Daniela Lo Presti
Unit of Measurements and Biomedical Instrumentation.
Departmental Faculty of Engineering, Università Campus Bio-Medico di Roma, Italy
University of Aveiro, Portugal
School of Engineering, Nazarbayev University, Kazakhstan
Nano Particle Technology Lab. School of Mechanical Engineering, South Korea
The fourth industrial revolution, known as Industry 4.0, is fundamentally inﬂuencing the quality of industrial products, manufacturing processes, healthcare management, and service delivery, becoming part of our daily life. Within the framework of Industry 4.0, the development of fully integrated platforms, which includes sensors, data acquisition hardware, and software, are considered to be indispensable and very attractive. In this context, the applications of fiber optic sensors (FOSs) are reaching growing interest showing several advantages over the competitors. FOSs are small, light, highly sensitive, chemically inert, dielectric, non-toxic, immune to electromagnetic interferences, and easily multiplexable. These advanced properties enable the measurement of different parameters for environmental, mechanical, and chemical sensing in various scenarios, including harsh environments (e.g., long expositions to voltage and radiation, excessive temperature, and high pressure).
This Special Session aims at addressing the key aspects of FOS-based applications in Industry 4.0 by gathering researchers and practitioners, working in this field, to introduce and discuss their latest scientific results with a main focus on the following topics:
- Fiber optic sensors and biosensors;
- Innovative practical solutions for designing fiber optic sensors;
- Wearables and flexible sensors based on fiber optics;
- Contact-based sensing solutions based on fiber optics;
- Fiber optic sensors for unobtrusive health state monitoring;
- Environmental stressors detection using fiber optic sensors;
- Injuries prevention and occurance reduction using fiber optic sensors;
- Data processing for accurate measurements using fiber optic sensors;
- Metrological characterization of fiber optic sensors.
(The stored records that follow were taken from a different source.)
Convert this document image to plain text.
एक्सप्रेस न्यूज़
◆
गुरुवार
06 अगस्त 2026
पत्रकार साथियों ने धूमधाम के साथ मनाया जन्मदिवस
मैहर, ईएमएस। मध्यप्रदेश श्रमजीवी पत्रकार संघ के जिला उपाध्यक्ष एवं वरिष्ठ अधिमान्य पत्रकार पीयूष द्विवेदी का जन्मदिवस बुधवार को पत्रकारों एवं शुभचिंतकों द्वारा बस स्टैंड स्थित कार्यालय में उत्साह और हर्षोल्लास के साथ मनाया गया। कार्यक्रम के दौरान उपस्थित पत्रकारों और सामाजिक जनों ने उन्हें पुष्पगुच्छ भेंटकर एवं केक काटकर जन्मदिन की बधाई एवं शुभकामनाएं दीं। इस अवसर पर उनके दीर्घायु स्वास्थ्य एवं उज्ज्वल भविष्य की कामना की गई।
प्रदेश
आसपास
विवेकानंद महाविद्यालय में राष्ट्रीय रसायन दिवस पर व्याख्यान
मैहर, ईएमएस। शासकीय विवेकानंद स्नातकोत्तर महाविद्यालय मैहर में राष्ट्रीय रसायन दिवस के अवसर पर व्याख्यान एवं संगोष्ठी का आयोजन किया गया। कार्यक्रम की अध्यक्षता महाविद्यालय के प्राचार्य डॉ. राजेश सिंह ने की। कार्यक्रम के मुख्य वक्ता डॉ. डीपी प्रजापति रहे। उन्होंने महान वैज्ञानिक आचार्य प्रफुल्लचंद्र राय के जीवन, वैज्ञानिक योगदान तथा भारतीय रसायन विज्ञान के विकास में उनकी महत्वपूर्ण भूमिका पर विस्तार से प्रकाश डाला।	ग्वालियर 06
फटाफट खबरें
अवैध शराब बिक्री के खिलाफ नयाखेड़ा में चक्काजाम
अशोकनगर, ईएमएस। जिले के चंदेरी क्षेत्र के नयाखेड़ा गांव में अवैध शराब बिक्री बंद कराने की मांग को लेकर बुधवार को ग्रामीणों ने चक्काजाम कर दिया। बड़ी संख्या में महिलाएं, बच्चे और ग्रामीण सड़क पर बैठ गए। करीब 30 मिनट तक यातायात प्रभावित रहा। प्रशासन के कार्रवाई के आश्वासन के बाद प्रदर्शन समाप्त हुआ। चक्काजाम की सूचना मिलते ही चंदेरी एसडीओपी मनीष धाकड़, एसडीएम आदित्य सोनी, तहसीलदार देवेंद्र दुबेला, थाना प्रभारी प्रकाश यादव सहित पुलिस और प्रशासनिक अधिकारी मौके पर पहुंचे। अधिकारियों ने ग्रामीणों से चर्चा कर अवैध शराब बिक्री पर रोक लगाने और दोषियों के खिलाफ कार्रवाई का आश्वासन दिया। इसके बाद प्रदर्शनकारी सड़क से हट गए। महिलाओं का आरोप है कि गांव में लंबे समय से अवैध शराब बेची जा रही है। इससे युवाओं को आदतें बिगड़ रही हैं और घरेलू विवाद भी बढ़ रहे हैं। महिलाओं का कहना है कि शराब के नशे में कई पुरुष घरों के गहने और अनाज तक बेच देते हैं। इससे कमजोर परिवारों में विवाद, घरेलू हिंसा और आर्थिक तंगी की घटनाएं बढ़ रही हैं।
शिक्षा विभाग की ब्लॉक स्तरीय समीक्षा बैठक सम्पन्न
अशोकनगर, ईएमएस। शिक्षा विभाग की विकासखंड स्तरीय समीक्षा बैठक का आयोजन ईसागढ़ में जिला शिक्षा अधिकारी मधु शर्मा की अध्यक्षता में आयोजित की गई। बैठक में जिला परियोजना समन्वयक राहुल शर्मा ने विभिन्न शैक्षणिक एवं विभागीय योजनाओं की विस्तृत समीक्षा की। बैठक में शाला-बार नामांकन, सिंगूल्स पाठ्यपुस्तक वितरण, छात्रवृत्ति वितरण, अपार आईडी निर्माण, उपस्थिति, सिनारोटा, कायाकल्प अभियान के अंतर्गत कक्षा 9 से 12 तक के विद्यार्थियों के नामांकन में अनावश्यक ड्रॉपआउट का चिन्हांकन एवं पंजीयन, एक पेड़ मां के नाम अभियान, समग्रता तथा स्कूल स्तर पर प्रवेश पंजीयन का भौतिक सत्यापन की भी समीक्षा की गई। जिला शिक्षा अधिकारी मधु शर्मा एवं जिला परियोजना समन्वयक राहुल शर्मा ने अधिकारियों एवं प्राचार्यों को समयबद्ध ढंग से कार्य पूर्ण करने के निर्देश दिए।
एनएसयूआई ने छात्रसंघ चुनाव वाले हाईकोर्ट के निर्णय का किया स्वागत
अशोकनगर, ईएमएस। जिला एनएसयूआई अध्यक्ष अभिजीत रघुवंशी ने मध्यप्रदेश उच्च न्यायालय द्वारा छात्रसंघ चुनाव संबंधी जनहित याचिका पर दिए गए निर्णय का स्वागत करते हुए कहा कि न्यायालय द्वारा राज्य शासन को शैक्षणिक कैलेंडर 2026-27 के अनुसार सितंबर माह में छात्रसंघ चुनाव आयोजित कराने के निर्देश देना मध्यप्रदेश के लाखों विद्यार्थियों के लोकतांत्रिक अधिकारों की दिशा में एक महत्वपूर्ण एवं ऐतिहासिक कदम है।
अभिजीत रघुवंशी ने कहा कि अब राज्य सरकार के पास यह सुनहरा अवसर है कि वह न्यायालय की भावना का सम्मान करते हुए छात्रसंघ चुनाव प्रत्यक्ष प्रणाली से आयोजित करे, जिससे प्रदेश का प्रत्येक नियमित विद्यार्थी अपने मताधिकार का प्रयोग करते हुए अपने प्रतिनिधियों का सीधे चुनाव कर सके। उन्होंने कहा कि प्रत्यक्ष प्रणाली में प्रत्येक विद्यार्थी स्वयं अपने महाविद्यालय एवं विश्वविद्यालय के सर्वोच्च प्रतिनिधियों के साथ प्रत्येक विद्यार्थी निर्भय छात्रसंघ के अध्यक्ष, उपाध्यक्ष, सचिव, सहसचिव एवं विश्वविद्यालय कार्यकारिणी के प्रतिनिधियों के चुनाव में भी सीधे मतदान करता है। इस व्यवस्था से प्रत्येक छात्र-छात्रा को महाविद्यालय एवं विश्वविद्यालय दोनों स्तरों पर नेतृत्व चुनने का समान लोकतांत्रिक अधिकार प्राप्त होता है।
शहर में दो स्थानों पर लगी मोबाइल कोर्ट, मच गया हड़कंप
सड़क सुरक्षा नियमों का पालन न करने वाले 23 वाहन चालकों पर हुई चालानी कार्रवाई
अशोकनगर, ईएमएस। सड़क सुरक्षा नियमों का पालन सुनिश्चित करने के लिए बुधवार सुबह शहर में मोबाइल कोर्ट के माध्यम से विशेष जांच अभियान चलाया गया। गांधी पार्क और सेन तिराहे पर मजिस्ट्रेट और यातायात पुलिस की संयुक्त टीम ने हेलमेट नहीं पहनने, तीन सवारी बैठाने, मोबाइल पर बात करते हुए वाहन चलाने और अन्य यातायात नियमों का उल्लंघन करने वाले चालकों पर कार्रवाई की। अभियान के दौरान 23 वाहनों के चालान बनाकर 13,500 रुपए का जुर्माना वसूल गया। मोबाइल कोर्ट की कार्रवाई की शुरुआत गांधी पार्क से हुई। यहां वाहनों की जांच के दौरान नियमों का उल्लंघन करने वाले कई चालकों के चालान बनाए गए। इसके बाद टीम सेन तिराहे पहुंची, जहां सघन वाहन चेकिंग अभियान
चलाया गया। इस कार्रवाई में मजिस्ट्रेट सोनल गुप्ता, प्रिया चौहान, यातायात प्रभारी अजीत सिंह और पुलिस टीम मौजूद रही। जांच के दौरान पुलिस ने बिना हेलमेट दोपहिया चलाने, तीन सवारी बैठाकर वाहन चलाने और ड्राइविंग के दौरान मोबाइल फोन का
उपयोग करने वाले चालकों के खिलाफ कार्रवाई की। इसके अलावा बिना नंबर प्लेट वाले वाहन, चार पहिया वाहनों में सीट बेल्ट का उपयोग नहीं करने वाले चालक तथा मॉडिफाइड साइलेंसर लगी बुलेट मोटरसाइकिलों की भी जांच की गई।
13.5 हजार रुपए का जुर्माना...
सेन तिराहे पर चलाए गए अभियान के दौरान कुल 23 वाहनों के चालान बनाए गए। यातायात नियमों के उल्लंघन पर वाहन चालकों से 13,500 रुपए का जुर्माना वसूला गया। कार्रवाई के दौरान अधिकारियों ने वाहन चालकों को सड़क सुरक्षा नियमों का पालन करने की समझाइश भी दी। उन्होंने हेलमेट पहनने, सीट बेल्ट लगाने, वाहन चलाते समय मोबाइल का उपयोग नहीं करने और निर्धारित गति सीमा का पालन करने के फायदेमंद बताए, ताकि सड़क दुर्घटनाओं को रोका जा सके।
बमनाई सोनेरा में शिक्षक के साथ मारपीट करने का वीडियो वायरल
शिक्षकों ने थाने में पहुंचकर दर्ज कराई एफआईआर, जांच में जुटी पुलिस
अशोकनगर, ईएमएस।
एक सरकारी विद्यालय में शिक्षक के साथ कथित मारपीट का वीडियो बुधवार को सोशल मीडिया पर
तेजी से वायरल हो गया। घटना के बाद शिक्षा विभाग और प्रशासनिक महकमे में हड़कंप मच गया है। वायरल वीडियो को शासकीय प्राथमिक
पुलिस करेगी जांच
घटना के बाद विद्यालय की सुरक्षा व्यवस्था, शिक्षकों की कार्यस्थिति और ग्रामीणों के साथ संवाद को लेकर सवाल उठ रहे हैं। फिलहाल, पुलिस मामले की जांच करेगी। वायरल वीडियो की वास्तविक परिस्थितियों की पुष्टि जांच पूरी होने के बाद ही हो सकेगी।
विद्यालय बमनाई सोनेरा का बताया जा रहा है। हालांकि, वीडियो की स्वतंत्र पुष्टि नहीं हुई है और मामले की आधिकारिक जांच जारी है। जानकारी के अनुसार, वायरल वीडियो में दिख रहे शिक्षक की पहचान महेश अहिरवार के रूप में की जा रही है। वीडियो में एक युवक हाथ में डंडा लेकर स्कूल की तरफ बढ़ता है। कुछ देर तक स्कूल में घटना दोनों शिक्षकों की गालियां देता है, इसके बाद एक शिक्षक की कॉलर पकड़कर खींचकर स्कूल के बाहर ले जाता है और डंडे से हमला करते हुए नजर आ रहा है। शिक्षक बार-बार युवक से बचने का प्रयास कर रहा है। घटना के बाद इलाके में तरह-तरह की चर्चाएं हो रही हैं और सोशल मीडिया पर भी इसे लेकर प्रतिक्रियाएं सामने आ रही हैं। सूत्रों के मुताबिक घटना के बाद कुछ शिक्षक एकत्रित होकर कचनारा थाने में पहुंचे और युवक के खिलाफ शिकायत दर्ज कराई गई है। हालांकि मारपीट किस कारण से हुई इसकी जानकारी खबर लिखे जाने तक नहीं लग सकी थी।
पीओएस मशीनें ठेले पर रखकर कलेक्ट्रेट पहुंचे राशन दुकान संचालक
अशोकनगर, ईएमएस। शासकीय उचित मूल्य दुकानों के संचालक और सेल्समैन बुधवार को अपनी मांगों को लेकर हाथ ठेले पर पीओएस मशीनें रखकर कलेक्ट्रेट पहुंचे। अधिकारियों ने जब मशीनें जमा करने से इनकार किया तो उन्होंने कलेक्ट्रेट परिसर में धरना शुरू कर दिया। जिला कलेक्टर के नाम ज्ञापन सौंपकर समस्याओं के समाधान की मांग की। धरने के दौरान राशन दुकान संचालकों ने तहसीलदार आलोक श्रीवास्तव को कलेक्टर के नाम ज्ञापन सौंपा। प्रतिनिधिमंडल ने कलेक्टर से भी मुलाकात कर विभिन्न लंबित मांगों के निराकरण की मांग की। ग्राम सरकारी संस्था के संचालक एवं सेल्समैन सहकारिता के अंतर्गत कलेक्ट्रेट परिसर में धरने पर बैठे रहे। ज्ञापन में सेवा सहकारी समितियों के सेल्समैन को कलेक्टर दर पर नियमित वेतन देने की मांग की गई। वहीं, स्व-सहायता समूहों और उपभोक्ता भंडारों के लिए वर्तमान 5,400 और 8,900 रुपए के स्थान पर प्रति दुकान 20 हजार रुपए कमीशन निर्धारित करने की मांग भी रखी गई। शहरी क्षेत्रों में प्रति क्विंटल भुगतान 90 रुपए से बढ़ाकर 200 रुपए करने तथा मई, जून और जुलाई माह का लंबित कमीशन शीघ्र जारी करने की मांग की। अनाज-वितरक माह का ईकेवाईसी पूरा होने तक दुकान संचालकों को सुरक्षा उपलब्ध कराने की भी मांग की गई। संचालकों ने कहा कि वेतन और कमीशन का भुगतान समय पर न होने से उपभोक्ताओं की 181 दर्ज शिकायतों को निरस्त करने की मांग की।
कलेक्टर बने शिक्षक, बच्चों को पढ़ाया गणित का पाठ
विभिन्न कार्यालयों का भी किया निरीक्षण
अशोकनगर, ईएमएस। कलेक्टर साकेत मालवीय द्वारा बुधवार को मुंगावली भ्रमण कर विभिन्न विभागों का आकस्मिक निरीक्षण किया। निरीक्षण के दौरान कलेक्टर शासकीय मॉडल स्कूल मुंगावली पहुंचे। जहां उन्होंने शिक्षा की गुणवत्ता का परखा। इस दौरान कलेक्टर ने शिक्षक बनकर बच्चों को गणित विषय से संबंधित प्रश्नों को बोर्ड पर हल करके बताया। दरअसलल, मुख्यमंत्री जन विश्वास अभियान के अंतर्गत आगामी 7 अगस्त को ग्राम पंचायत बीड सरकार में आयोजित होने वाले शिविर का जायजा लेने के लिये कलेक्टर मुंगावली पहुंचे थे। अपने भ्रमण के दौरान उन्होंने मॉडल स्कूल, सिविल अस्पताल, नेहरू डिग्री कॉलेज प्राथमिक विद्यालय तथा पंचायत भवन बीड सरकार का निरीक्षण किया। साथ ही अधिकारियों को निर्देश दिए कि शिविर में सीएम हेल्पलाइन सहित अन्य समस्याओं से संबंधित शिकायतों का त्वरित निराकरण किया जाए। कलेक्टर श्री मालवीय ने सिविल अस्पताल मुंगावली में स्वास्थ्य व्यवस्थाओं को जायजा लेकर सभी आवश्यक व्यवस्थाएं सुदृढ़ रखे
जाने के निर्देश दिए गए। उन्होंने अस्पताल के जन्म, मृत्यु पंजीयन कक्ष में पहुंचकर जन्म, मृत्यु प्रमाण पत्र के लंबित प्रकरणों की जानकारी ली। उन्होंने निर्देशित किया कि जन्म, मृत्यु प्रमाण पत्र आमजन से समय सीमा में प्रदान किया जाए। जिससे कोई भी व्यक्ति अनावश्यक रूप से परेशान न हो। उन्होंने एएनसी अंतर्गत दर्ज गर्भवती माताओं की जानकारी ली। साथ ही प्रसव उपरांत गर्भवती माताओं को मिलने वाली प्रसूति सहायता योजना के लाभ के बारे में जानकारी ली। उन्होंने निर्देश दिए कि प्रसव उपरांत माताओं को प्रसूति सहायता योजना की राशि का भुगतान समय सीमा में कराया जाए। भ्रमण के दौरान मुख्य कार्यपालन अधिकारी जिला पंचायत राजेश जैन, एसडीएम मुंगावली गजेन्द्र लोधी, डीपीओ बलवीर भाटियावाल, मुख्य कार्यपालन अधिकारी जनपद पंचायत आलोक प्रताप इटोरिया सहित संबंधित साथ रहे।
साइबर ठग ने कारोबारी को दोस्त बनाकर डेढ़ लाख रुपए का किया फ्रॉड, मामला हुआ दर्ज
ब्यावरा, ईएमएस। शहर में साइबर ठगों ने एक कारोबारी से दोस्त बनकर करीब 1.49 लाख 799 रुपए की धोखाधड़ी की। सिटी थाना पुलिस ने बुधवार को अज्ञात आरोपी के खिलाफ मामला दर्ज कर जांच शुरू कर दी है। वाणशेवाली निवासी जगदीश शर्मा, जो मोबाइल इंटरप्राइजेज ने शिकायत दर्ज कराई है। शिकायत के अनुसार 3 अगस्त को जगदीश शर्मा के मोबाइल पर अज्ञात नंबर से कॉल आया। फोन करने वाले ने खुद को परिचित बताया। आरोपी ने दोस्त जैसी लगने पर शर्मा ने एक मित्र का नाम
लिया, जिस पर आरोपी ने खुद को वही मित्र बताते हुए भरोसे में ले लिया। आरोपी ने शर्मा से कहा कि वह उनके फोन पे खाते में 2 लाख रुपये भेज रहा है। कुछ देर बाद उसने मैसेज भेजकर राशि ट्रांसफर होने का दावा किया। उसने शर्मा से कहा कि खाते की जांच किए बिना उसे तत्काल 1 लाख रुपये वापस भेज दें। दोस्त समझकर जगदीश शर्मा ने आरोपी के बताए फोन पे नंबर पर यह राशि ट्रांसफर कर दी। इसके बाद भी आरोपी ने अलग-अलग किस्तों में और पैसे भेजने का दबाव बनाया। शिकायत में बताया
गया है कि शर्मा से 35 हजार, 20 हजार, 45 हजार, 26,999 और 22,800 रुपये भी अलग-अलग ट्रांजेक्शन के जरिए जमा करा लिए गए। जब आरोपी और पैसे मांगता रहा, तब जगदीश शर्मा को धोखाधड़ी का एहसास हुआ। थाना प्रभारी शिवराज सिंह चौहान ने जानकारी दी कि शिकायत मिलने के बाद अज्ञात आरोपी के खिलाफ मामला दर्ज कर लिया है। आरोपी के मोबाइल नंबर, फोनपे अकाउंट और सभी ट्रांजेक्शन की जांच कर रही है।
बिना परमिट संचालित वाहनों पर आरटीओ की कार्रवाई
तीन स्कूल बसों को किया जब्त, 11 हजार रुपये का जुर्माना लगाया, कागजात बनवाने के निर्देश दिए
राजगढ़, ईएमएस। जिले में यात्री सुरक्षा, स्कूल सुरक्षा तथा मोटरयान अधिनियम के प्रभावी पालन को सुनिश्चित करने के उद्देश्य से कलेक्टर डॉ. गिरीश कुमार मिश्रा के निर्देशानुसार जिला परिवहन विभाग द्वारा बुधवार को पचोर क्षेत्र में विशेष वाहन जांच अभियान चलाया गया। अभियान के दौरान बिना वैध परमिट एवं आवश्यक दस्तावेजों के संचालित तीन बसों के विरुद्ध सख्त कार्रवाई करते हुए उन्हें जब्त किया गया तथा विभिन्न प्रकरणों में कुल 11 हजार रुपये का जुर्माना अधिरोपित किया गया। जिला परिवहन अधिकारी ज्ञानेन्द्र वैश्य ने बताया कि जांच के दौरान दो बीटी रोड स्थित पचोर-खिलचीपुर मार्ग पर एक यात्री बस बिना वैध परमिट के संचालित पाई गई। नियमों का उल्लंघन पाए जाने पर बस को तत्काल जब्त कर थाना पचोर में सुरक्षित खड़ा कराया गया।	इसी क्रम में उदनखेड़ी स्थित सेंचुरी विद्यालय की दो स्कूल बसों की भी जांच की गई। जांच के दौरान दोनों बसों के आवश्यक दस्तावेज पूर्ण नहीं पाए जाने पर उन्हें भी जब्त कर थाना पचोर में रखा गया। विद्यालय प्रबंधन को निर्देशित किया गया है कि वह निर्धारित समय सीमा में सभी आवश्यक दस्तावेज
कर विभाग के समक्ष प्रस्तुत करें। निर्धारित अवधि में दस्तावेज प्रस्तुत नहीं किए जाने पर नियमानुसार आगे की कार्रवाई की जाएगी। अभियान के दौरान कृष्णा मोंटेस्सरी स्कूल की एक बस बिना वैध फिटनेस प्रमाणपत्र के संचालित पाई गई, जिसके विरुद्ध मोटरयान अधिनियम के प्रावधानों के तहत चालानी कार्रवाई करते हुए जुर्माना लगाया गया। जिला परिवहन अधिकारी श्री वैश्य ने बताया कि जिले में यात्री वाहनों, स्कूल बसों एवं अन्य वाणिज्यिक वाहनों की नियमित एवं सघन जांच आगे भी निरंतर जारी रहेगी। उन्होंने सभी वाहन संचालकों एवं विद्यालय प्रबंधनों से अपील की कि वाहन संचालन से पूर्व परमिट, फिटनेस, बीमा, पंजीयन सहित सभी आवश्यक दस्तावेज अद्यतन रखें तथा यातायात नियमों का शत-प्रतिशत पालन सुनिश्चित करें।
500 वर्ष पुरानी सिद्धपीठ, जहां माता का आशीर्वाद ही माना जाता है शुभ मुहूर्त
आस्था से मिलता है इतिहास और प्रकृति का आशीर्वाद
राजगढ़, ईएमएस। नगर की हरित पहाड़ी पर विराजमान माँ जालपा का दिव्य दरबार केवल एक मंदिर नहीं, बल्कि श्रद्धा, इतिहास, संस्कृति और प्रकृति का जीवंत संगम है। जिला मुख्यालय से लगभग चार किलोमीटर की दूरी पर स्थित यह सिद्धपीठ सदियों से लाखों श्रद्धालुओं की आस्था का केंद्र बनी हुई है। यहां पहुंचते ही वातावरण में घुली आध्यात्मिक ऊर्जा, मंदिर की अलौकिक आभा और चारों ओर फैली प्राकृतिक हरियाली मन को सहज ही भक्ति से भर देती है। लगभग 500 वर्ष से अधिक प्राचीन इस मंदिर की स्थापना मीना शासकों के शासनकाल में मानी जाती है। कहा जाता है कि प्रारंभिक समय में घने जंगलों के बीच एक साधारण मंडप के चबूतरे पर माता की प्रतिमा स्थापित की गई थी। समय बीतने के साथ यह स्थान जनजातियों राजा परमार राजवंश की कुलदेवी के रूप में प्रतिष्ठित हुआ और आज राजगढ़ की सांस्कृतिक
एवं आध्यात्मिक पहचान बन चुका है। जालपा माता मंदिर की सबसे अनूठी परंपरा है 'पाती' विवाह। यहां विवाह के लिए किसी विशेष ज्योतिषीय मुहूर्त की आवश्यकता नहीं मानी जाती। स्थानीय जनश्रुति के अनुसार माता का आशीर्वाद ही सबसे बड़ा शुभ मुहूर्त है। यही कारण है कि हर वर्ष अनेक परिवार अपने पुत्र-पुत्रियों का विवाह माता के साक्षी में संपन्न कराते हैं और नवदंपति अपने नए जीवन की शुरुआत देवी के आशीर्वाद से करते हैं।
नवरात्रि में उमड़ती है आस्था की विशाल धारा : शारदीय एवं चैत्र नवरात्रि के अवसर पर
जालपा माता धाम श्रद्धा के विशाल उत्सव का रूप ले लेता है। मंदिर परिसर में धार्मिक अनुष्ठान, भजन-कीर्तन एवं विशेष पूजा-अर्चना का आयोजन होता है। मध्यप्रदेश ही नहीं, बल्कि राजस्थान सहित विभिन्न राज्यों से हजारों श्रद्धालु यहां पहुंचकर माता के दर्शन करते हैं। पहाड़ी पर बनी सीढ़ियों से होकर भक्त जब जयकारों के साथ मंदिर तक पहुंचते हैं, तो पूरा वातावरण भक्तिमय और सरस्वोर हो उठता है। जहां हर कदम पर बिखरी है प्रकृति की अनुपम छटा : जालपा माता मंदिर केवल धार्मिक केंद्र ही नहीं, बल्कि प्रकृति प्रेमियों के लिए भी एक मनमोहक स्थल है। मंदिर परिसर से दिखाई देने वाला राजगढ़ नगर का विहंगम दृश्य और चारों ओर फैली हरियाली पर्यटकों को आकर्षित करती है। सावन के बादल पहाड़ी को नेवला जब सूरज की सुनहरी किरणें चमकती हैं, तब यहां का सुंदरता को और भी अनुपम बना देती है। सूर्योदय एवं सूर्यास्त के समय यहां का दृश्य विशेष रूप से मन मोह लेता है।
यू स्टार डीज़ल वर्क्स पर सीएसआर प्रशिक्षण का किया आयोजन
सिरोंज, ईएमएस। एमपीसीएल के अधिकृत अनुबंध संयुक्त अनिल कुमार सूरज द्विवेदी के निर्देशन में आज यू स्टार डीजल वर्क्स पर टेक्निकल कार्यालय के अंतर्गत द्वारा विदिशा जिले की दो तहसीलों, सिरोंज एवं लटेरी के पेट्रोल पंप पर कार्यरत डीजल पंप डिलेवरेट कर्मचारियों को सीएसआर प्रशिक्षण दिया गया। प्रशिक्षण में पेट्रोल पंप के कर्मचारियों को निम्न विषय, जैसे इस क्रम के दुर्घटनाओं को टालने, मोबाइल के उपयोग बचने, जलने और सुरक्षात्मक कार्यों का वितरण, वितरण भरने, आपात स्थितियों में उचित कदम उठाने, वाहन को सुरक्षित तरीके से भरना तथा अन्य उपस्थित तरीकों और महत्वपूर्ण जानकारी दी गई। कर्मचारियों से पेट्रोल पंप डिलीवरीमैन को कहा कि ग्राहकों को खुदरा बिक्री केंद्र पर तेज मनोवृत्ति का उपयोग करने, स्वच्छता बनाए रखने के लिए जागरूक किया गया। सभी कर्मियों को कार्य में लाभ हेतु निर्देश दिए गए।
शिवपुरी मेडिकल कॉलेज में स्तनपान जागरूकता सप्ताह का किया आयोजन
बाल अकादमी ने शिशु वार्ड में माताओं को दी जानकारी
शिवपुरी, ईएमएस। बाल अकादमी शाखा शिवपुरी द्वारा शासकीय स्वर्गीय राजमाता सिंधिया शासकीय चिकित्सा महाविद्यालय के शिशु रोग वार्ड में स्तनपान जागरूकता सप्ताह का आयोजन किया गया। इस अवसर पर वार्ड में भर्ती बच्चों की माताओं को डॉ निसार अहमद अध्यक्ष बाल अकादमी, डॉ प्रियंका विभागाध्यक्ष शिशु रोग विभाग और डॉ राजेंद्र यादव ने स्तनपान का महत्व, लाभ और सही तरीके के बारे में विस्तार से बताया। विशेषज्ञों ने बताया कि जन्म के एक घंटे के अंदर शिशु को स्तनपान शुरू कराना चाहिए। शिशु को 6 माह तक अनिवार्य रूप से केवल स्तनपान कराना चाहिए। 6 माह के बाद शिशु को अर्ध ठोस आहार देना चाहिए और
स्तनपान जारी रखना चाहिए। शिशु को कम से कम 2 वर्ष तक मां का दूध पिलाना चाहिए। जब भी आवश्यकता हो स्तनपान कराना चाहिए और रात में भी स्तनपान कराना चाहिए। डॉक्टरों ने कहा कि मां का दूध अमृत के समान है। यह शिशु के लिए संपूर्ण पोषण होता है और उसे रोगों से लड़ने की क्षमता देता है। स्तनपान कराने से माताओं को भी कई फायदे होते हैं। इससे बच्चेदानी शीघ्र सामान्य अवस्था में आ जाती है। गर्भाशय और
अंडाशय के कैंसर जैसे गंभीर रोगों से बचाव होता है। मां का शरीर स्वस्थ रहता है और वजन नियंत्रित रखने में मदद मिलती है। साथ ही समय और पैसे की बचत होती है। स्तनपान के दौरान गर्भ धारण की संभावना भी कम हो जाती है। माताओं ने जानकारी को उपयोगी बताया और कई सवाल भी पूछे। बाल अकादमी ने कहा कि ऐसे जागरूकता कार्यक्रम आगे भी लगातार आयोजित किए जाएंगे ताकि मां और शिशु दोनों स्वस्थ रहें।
DANIELA LO PRESTI (M.Sc 2016) is currently pursuing the Ph.D. degree in Bioengineering at Università Campus Bio-Medico di Roma. Her research interests focus on the design, fabrication and assessment of FOS-based systems for medical and biomedical applications.
CÁTIA J. LEITÃO (Ph.D 2017) is currently pursuing her Postdoc studies at the Nanophotonics and Optoeletronics group of i3N, Physics department of University of Aveiro, and is a collaborator ofInstituto de Telecomunicações. Her current research interests include photonic and optoelectronic solutions for biomedical sensing, namely physiological and biochemical parameters, especially based on optical fiber sensors.
DANIELE TOSI (Ph.D. 2010) is an Associate Professor of Electrical and Computer Engineering at Nazarbayev University, and Head of Biosensors and Bioinstruments Laboratory at National Laboratory Astana. He is an Associate Editor of the IEEE Sensors Journal and the recipient of the IEEE Sensors Council Early Career Technical Award in 2018. His research interests include optical fiber sensors, biomedical sensors, distributed sensing, and biosensors.
TAESUNG KIM (Ph.D. 2002) is a full professor at the School of Mechanical Engineering, SKKU in South Korea. He received his Ph.D. from University of Minnesota and worked for Seagate Technology before he joined SKKU. He is an editorial board member of Sensors and his research interests include optical fiber sensor for gas, aerosol, and biomolecule detection.